Bei schwierigen Bedingungen ging am Samstag der Linz-Marathon über die Bühne und dabei wurden auch die Staats- und Landesmeister ermittelt.

Markus Marouschek absolvierte die Königsdisziplin über 42,2 Kilometer, obwohl er am Vortag noch das Bett gehütet hatte. „Vernünftig war es nicht, dass ich gestartet bin, der ‚Ruhepuls‘ schon beim Start zum Rennen irgendwo, aber ich bin es angegangen, ohne das Bestreben eine neue Bestzeit laufen zu wollen“, schildert der St.
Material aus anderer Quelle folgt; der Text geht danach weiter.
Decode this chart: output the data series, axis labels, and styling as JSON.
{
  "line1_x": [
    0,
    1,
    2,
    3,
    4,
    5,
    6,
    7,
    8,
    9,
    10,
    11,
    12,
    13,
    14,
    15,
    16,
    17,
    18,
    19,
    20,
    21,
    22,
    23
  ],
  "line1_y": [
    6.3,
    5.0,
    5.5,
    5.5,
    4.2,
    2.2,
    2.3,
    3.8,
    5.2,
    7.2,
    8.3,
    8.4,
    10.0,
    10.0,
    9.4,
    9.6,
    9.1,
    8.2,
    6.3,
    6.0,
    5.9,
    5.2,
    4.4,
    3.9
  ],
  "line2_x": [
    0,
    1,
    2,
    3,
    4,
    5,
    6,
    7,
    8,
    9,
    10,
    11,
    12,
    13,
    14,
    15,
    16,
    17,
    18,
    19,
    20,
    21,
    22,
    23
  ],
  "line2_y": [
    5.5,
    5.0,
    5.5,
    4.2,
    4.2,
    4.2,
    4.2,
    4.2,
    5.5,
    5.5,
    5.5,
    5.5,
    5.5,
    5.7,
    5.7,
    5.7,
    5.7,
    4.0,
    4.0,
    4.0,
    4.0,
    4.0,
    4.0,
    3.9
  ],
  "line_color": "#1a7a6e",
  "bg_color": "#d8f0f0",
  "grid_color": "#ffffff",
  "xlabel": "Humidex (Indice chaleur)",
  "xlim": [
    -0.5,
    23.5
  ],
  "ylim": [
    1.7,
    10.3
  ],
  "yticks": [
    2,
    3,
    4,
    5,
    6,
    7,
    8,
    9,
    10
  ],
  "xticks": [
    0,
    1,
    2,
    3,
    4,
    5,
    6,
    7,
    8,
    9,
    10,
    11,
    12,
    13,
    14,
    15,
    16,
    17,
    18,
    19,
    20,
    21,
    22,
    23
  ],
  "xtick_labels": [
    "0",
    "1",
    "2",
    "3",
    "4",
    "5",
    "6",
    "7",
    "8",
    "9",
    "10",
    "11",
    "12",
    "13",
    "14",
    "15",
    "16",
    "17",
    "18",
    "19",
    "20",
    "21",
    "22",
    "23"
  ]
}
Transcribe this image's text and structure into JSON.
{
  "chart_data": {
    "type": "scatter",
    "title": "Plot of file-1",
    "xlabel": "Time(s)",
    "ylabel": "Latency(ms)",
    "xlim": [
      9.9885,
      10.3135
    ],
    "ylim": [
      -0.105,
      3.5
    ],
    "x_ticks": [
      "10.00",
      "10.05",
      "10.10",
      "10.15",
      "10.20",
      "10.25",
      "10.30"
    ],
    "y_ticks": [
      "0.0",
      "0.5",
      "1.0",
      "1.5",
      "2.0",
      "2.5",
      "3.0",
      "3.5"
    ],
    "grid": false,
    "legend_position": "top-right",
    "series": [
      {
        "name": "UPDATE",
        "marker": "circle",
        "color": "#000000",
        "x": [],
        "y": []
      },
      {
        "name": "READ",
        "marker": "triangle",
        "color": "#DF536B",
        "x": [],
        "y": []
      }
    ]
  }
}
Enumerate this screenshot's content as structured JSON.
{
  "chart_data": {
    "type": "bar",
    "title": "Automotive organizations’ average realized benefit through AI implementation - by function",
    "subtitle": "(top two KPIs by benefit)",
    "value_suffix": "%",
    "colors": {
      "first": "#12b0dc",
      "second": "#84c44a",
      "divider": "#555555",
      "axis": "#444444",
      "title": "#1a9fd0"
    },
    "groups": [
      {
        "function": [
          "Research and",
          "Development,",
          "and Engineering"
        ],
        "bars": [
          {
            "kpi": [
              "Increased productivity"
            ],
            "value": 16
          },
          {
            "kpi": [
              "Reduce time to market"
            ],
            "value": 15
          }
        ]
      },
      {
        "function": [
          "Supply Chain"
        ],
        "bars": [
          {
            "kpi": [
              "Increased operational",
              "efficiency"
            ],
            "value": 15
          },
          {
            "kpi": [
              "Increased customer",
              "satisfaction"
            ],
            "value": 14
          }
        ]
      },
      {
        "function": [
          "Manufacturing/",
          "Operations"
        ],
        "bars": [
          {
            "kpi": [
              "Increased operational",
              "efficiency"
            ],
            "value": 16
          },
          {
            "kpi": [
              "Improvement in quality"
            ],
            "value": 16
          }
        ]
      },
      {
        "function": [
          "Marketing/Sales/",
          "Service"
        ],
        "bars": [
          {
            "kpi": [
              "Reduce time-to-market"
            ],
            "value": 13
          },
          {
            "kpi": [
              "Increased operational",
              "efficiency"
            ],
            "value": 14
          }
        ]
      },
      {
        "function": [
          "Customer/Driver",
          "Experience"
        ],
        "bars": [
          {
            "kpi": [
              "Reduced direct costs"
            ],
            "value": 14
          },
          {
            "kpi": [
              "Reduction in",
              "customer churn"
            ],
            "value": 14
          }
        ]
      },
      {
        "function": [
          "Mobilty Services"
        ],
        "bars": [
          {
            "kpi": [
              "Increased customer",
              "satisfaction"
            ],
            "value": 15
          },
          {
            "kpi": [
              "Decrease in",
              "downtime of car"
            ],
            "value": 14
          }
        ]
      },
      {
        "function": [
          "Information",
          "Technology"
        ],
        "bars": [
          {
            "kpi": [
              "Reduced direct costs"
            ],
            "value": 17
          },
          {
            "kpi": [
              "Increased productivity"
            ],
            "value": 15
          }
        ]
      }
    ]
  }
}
Pöltner.

Es lief dann besser als erwartet, denn auch wenn er mit der Zeit von 2:38 Stunden keinen persönlichen Rekord schaffte — bei starkem Gegenwind auch nahezu unmöglich — hat es locker zum NÖ Landesmeistertitel gereicht. „In Linz sind vor allem im zweiten Streckenabschnitt wenige Zuschauer, die einen anfeuern und auch so schnelle Zeiten laufen nicht viele, also ist man viel allein, sodass es dann fad und zäh wird“, schildert er ein weiteres Manko des Laufs, an dem aber 10.000 Menschen teilgenommen haben.

Als nächstes plant Marouschek mit seinem Vater Stefan den Start beim „Wings for Life“-Run am 5. Mai in Wien. „Für den ist es gut, dass ich diesmal noch nicht voll gelaufen bin, da sollte noch Sprit im Tank sein“, lacht Marouschek.

Sein Vater läuft diesmal aber ziemlich unvorbereitet und daher „just for fun und für die gute Sache“. Grund: „Mich hat die Gelenksathritis wegen Überbelastung erwischt, und die Medikamente schlagen noch überhaupt nicht an“, muss er wohl noch ein Weilchen leiser treten.